The attorneys representing the Avoca residents argue they are legally permitted to seek full compensation and stress the residents have not been “made whole” by the bankruptcy settlement. Their filing cites a claimant who must still undergo medical monitoring but received a bankruptcy case settlement of only $1,608 and another with lung cancer who was paid just $225,121.

U.S. District Court Judge Katherine B. Forrest held an oral argument hearing Dec. 3, which was the proceeding attended by the bus group.

Haddock, a former Avoca mayor who now oversees Luzerne County’s clerk of courts and prothonotary’s offices, said his mother suffered from several medical conditions that he blames on carcinogens and chemicals used at the Kerr-McGee operation.

He and others believe Kerr-McGee is responsible for cancers in both adults and children, respiratory problems, heart conditions and rashes and other skin disorders.

“People had to watch loved ones die of cancer. Mothers lost children. I’ve seen the anguish, pain and suffering of what people have gone through,” he said.
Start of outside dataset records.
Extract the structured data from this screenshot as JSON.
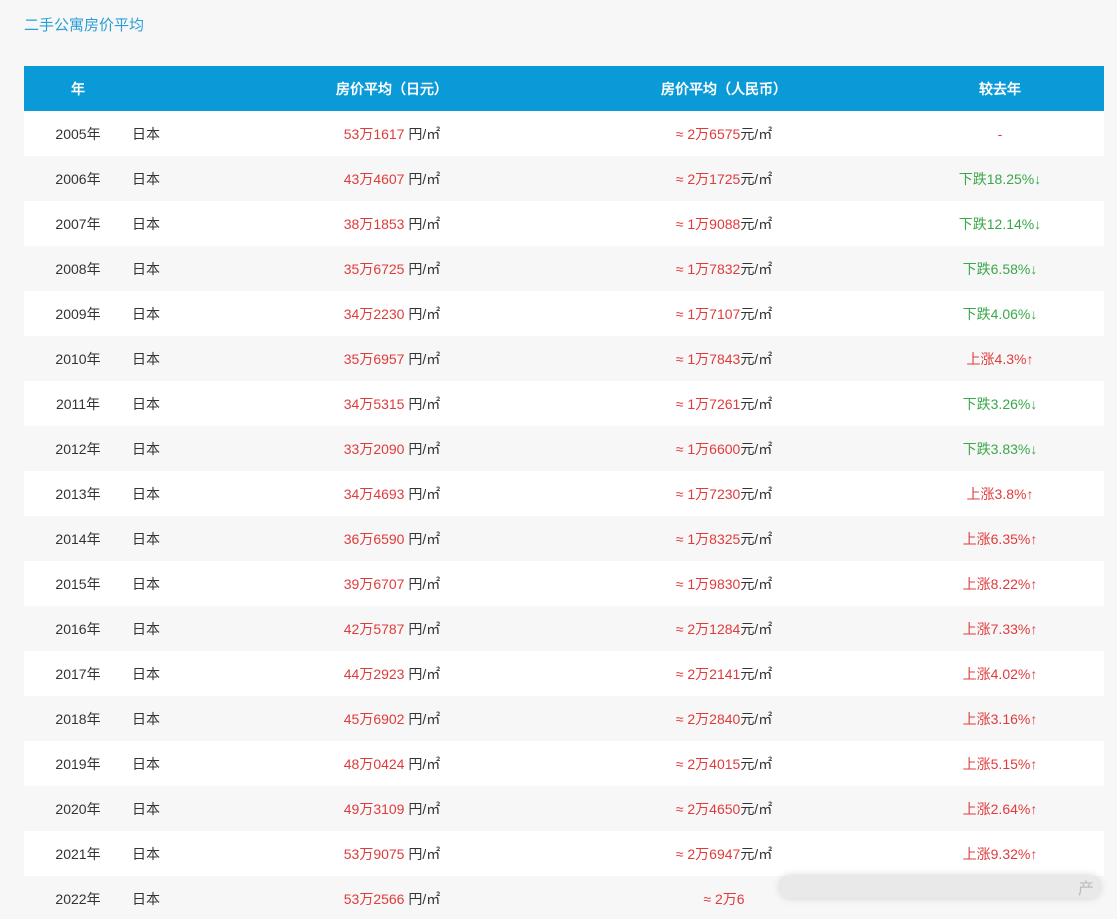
{
  "page_title": "二手公寓房价平均",
  "table": {
    "headers": {
      "year": "年",
      "jpy": "房价平均（日元）",
      "cny": "房价平均（人民币）",
      "change": "较去年"
    },
    "rows": [
      {
        "year": "2005年",
        "country": "日本",
        "jpy": "53万1617",
        "jpy_unit": " 円/㎡",
        "cny": "≈ 2万6575",
        "cny_unit": "元/㎡",
        "change": "-",
        "trend": "none"
      },
      {
        "year": "2006年",
        "country": "日本",
        "jpy": "43万4607",
        "jpy_unit": " 円/㎡",
        "cny": "≈ 2万1725",
        "cny_unit": "元/㎡",
        "change": "下跌18.25%↓",
        "trend": "down"
      },
      {
        "year": "2007年",
        "country": "日本",
        "jpy": "38万1853",
        "jpy_unit": " 円/㎡",
        "cny": "≈ 1万9088",
        "cny_unit": "元/㎡",
        "change": "下跌12.14%↓",
        "trend": "down"
      },
      {
        "year": "2008年",
        "country": "日本",
        "jpy": "35万6725",
        "jpy_unit": " 円/㎡",
        "cny": "≈ 1万7832",
        "cny_unit": "元/㎡",
        "change": "下跌6.58%↓",
        "trend": "down"
      },
      {
        "year": "2009年",
        "country": "日本",
        "jpy": "34万2230",
        "jpy_unit": " 円/㎡",
        "cny": "≈ 1万7107",
        "cny_unit": "元/㎡",
        "change": "下跌4.06%↓",
        "trend": "down"
      },
      {
        "year": "2010年",
        "country": "日本",
        "jpy": "35万6957",
        "jpy_unit": " 円/㎡",
        "cny": "≈ 1万7843",
        "cny_unit": "元/㎡",
        "change": "上涨4.3%↑",
        "trend": "up"
      },
      {
        "year": "2011年",
        "country": "日本",
        "jpy": "34万5315",
        "jpy_unit": " 円/㎡",
        "cny": "≈ 1万7261",
        "cny_unit": "元/㎡",
        "change": "下跌3.26%↓",
        "trend": "down"
      },
      {
        "year": "2012年",
        "country": "日本",
        "jpy": "33万2090",
        "jpy_unit": " 円/㎡",
        "cny": "≈ 1万6600",
        "cny_unit": "元/㎡",
        "change": "下跌3.83%↓",
        "trend": "down"
      },
      {
        "year": "2013年",
        "country": "日本",
        "jpy": "34万4693",
        "jpy_unit": " 円/㎡",
        "cny": "≈ 1万7230",
        "cny_unit": "元/㎡",
        "change": "上涨3.8%↑",
        "trend": "up"
      },
      {
        "year": "2014年",
        "country": "日本",
        "jpy": "36万6590",
        "jpy_unit": " 円/㎡",
        "cny": "≈ 1万8325",
        "cny_unit": "元/㎡",
        "change": "上涨6.35%↑",
        "trend": "up"
      },
      {
        "year": "2015年",
        "country": "日本",
        "jpy": "39万6707",
        "jpy_unit": " 円/㎡",
        "cny": "≈ 1万9830",
        "cny_unit": "元/㎡",
        "change": "上涨8.22%↑",
        "trend": "up"
      },
      {
        "year": "2016年",
        "country": "日本",
        "jpy": "42万5787",
        "jpy_unit": " 円/㎡",
        "cny": "≈ 2万1284",
        "cny_unit": "元/㎡",
        "change": "上涨7.33%↑",
        "trend": "up"
      },
      {
        "year": "2017年",
        "country": "日本",
        "jpy": "44万2923",
        "jpy_unit": " 円/㎡",
        "cny": "≈ 2万2141",
        "cny_unit": "元/㎡",
        "change": "上涨4.02%↑",
        "trend": "up"
      },
      {
        "year": "2018年",
        "country": "日本",
        "jpy": "45万6902",
        "jpy_unit": " 円/㎡",
        "cny": "≈ 2万2840",
        "cny_unit": "元/㎡",
        "change": "上涨3.16%↑",
        "trend": "up"
      },
      {
        "year": "2019年",
        "country": "日本",
        "jpy": "48万0424",
        "jpy_unit": " 円/㎡",
        "cny": "≈ 2万4015",
        "cny_unit": "元/㎡",
        "change": "上涨5.15%↑",
        "trend": "up"
      },
      {
        "year": "2020年",
        "country": "日本",
        "jpy": "49万3109",
        "jpy_unit": " 円/㎡",
        "cny": "≈ 2万4650",
        "cny_unit": "元/㎡",
        "change": "上涨2.64%↑",
        "trend": "up"
      },
      {
        "year": "2021年",
        "country": "日本",
        "jpy": "53万9075",
        "jpy_unit": " 円/㎡",
        "cny": "≈ 2万6947",
        "cny_unit": "元/㎡",
        "change": "上涨9.32%↑",
        "trend": "up"
      },
      {
        "year": "2022年",
        "country": "日本",
        "jpy": "53万2566",
        "jpy_unit": " 円/㎡",
        "cny": "≈ 2万6",
        "cny_unit": "",
        "change": "",
        "trend": "none"
      }
    ]
  },
  "watermark": {
    "text": "产"
  },
  "colors": {
    "header_bg": "#0b9ad8",
    "title": "#2a9fd6",
    "up": "#e03b3b",
    "down": "#3aa84a"
  }
}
Luzerne County Judge William Amesbury was assigned to the case here but has delayed the proceedings until early next year awaiting the federal court ruling, Haddock said.

Haddock said the bankruptcy settlement only covered about 32 percent of what the 4,400 Avoca plaintiffs had claimed in damages.

The total bankruptcy settlement was $5.1 billion, with 12.5 percent going to victims in seven groups across the country, he said.

Haddock estimated about 1,600 people who lived or worked near the Avoca property have received their payments to date.

Another 1,800 had been receiving Medicare or Medicaid and are awaiting a determination on the portion of their settlements that must be repaid to the government for prior medical care, he said.

Around 1,000 plaintiffs, including Haddock’s mother, have died, which means the settlements must be paid through estates, he said.

The suit filers and their descendants are “very hopeful” the county litigation will proceed, Haddock said.

“We’ve been fighting this fight for many years, and we’re not going to give up just because somebody tries to exercise their options in the law,” he said.